Within the Reformed tradition, the most significant controversy that has appeared through the ages is the question of how the Sabbath is to be observed. There are two major positions within the Reformed tradition on this question. To make matters simple, we will refer to them as the Continental view of the Sabbath and the Puritan view of the Sabbath. Both views acknowledge that the Sabbath is still in effect. Both views agree that the Sabbath is a time for corporate worship. Both agree that the Sabbath is a day of rest when believers are to abstain from unnecessary commerce. But two areas are in dispute between the two schools and the most important of these is the question of recreation. Is recreation a legitimate form of rest-taking, or is recreation something that mars a sacred observation of the Sabbath day?

The Puritan view argues against the acceptability of recreation on the Sabbath day. The text most often cited to support this view is Isaiah 58:13–14 and following: “If you turn back your foot from the Sabbath, from doing your pleasure on my holy day, and call the Sabbath a delight and the holy day of the Lord honorable; if you honor it, not going your own ways, or seeking your own pleasure, or talking idly; then you shall take delight in the Lord, and I will make you ride on the heights of the earth; I will feed you with the heritage of Jacob your father, for the mouth of the Lord has spoken.”

The crux of the matter in this passage is the prophetic critique of people doing their own pleasure on the Sabbath day. The assumption that many make with respect to this text is that doing one’s own pleasure must refer to recreation. If this is the case, the prophet Isaiah was adding new dimensions to the Old Testament law with respect to Sabbath-keeping. Whereas the rest of the Old Testament law is virtually silent with respect to recreation, this text in Isaiah is cited to indicate a further revelation from God about Sabbath observance — a prohibition of recreation.

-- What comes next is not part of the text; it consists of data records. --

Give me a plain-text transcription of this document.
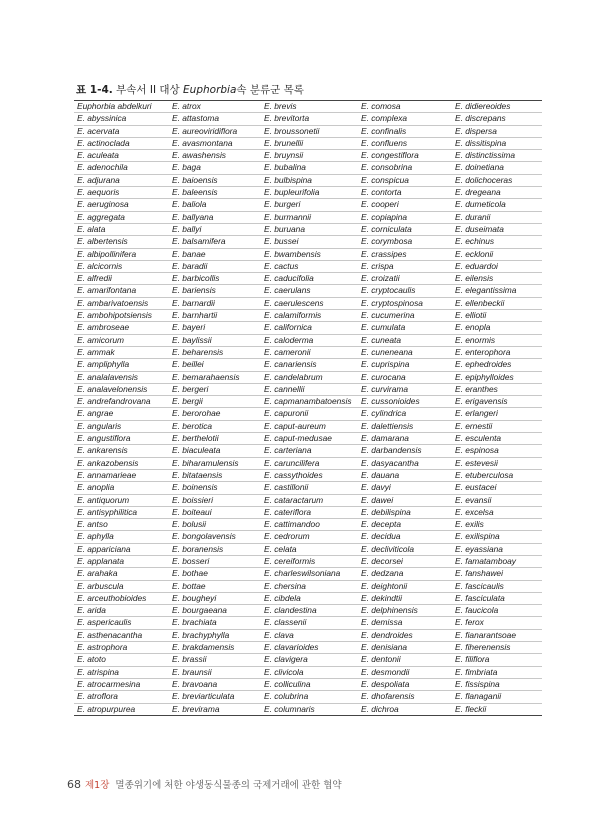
표 1-4. 부속서 II 대상 Euphorbia속 분류군 목록
Euphorbia abdelkuri	E. atrox	E. brevis	E. comosa	E. didiereoides
E. abyssinica	E. attastoma	E. brevitorta	E. complexa	E. discrepans
E. acervata	E. aureoviridiflora	E. broussonetii	E. confinalis	E. dispersa
E. actinoclada	E. avasmontana	E. brunellii	E. confluens	E. dissitispina
E. aculeata	E. awashensis	E. bruynsii	E. congestiflora	E. distinctissima
E. adenochila	E. baga	E. bubalina	E. consobrina	E. doinetiana
E. adjurana	E. baioensis	E. bulbispina	E. conspicua	E. dolichoceras
E. aequoris	E. baleensis	E. bupleurifolia	E. contorta	E. dregeana
E. aeruginosa	E. baliola	E. burgeri	E. cooperi	E. dumeticola
E. aggregata	E. ballyana	E. burmannii	E. copiapina	E. duranii
E. alata	E. ballyi	E. buruana	E. corniculata	E. duseimata
E. albertensis	E. balsamifera	E. bussei	E. corymbosa	E. echinus
E. albipollinifera	E. banae	E. bwambensis	E. crassipes	E. ecklonii
E. alcicornis	E. baradii	E. cactus	E. crispa	E. eduardoi
E. alfredii	E. barbicollis	E. caducifolia	E. croizatii	E. eilensis
E. amarifontana	E. bariensis	E. caerulans	E. cryptocaulis	E. elegantissima
E. ambarivatoensis	E. barnardii	E. caerulescens	E. cryptospinosa	E. ellenbeckii
E. ambohipotsiensis	E. barnhartii	E. calamiformis	E. cucumerina	E. elliotii
E. ambroseae	E. bayeri	E. californica	E. cumulata	E. enopla
E. amicorum	E. baylissii	E. caloderma	E. cuneata	E. enormis
E. ammak	E. beharensis	E. cameronii	E. cuneneana	E. enterophora
E. ampliphylla	E. beillei	E. canariensis	E. cuprispina	E. ephedroides
E. analalavensis	E. bemarahaensis	E. candelabrum	E. curocana	E. epiphylloides
E. analavelonensis	E. bergeri	E. cannellii	E. curvirama	E. eranthes
E. andrefandrovana	E. bergii	E. capmanambatoensis	E. cussonioides	E. erigavensis
E. angrae	E. berorohae	E. capuronii	E. cylindrica	E. erlangeri
E. angularis	E. berotica	E. caput-aureum	E. dalettiensis	E. ernestii
E. angustiflora	E. berthelotii	E. caput-medusae	E. damarana	E. esculenta
E. ankarensis	E. biaculeata	E. carteriana	E. darbandensis	E. espinosa
E. ankazobensis	E. biharamulensis	E. caruncilifera	E. dasyacantha	E. estevesii
E. annamarieae	E. bitataensis	E. cassythoides	E. dauana	E. etuberculosa
E. anoplia	E. boinensis	E. castillonii	E. davyi	E. eustacei
E. antiquorum	E. boissieri	E. cataractarum	E. dawei	E. evansii
E. antisyphilitica	E. boiteaui	E. cateriflora	E. debilispina	E. excelsa
E. antso	E. bolusii	E. cattimandoo	E. decepta	E. exilis
E. aphylla	E. bongolavensis	E. cedrorum	E. decidua	E. exilispina
E. appariciana	E. boranensis	E. celata	E. decliviticola	E. eyassiana
E. applanata	E. bosseri	E. cereiformis	E. decorsei	E. famatamboay
E. arahaka	E. bothae	E. charleswilsoniana	E. dedzana	E. fanshawei
E. arbuscula	E. bottae	E. chersina	E. deightonii	E. fascicaulis
E. arceuthobioides	E. bougheyi	E. cibdela	E. dekindtii	E. fasciculata
E. arida	E. bourgaeana	E. clandestina	E. delphinensis	E. faucicola
E. aspericaulis	E. brachiata	E. classenii	E. demissa	E. ferox
E. asthenacantha	E. brachyphylla	E. clava	E. dendroides	E. fianarantsoae
E. astrophora	E. brakdamensis	E. clavarioides	E. denisiana	E. fiherenensis
E. atoto	E. brassii	E. clavigera	E. dentonii	E. filiflora
E. atrispina	E. braunsii	E. clivicola	E. desmondii	E. fimbriata
E. atrocarmesina	E. bravoana	E. colliculina	E. despoliata	E. fissispina
E. atroflora	E. breviarticulata	E. colubrina	E. dhofarensis	E. flanaganii
E. atropurpurea	E. brevirama	E. columnaris	E. dichroa	E. fleckii
68 제1장 멸종위기에 처한 야생동식물종의 국제거래에 관한 협약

There is another way to understand Isaiah 58, however, following the thinking of those who hold the Continental view of the Sabbath. The distinction in Isaiah 58 is between doing what is pleasing to God and doing what is pleasing to ourselves in opposition to what is pleasing to God. Presumably, what is in view in the prophetic critique is God’s judgment against the Israelites for violating the Mosaic law with respect to the Sabbath day, particularly regarding involvement in commerce. There were Israelites who wanted to be able to buy and sell seven days a week, not simply six days a week. Therefore, they violated the Sabbath commandment by seeking their own pleasure, which was to do business on the Sabbath rather than to do that which was pleasing to God. According to this view, the text has nothing to say directly or indirectly about recreation on the Sabbath day.

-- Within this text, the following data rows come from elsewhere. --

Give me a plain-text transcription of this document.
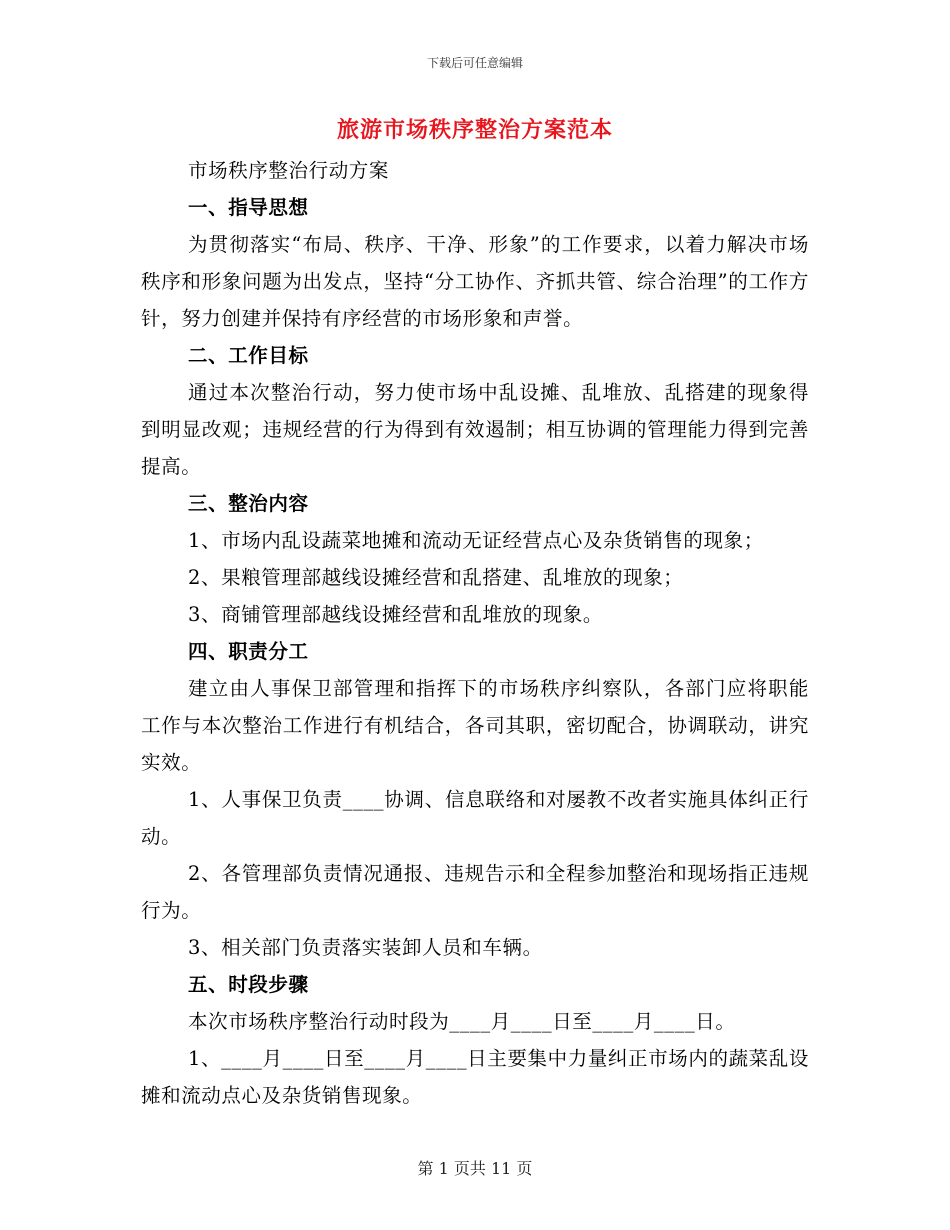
下载后可任意编辑
旅游市场秩序整治方案范本

市场秩序整治行动方案

一、指导思想

为贯彻落实“布局、秩序、干净、形象”的工作要求，以着力解决市场秩序和形象问题为出发点，坚持“分工协作、齐抓共管、综合治理”的工作方针，努力创建并保持有序经营的市场形象和声誉。

二、工作目标

通过本次整治行动，努力使市场中乱设摊、乱堆放、乱搭建的现象得到明显改观；违规经营的行为得到有效遏制；相互协调的管理能力得到完善提高。

三、整治内容

1、市场内乱设蔬菜地摊和流动无证经营点心及杂货销售的现象；

2、果粮管理部越线设摊经营和乱搭建、乱堆放的现象；

3、商铺管理部越线设摊经营和乱堆放的现象。

四、职责分工

建立由人事保卫部管理和指挥下的市场秩序纠察队，各部门应将职能工作与本次整治工作进行有机结合，各司其职，密切配合，协调联动，讲究实效。

1、人事保卫负责____协调、信息联络和对屡教不改者实施具体纠正行动。

2、各管理部负责情况通报、违规告示和全程参加整治和现场指正违规行为。

3、相关部门负责落实装卸人员和车辆。

五、时段步骤

本次市场秩序整治行动时段为____月____日至____月____日。

1、____月____日至____月____日主要集中力量纠正市场内的蔬菜乱设摊和流动点心及杂货销售现象。

第 1 页共 11 页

There is an old story, which may be apocryphal, that when John Knox came to Geneva to visit John Calvin at his home on the Sabbath, he was shocked to find Calvin engaged in lawn bowling. If the story is true, it may indicate that the theologian most devoted to Sabbath-keeping in history, Calvin, did not see recreation as a violation of the Lord’s Day, but as a part of the rest-taking or recreation that is to be part of this day. Recreation would never have been acceptable to Calvin if it had interrupted or supplanted the time devoted to worship on the Sabbath.

One other point of debate remains between the two sides on this issue. It has to do with works of mercy performed on the Sabbath. The example of Jesus is cited, that on the Sabbath He engaged not only in worship and rest but also in works of mercy. Such works brought Him into conflict with the Pharisees over the question of Sabbath-keeping. Some have drawn the conclusion that since Jesus performed works of mercy on the Sabbath, the Christian is obligated to do the same. However, the fact that Jesus did works of mercy on the Sabbath, though it clearly reveals that it is lawful to do so on the Sabbath, does not obligate us to do such works on the Sabbath. That is to say, Jesus’ example teaches us that we may do works of mercy on the Sabbath but not that we must do such works on the Sabbath.

All of these issues continue to be examined and debated as the church seeks to understand how God is best honored on this day.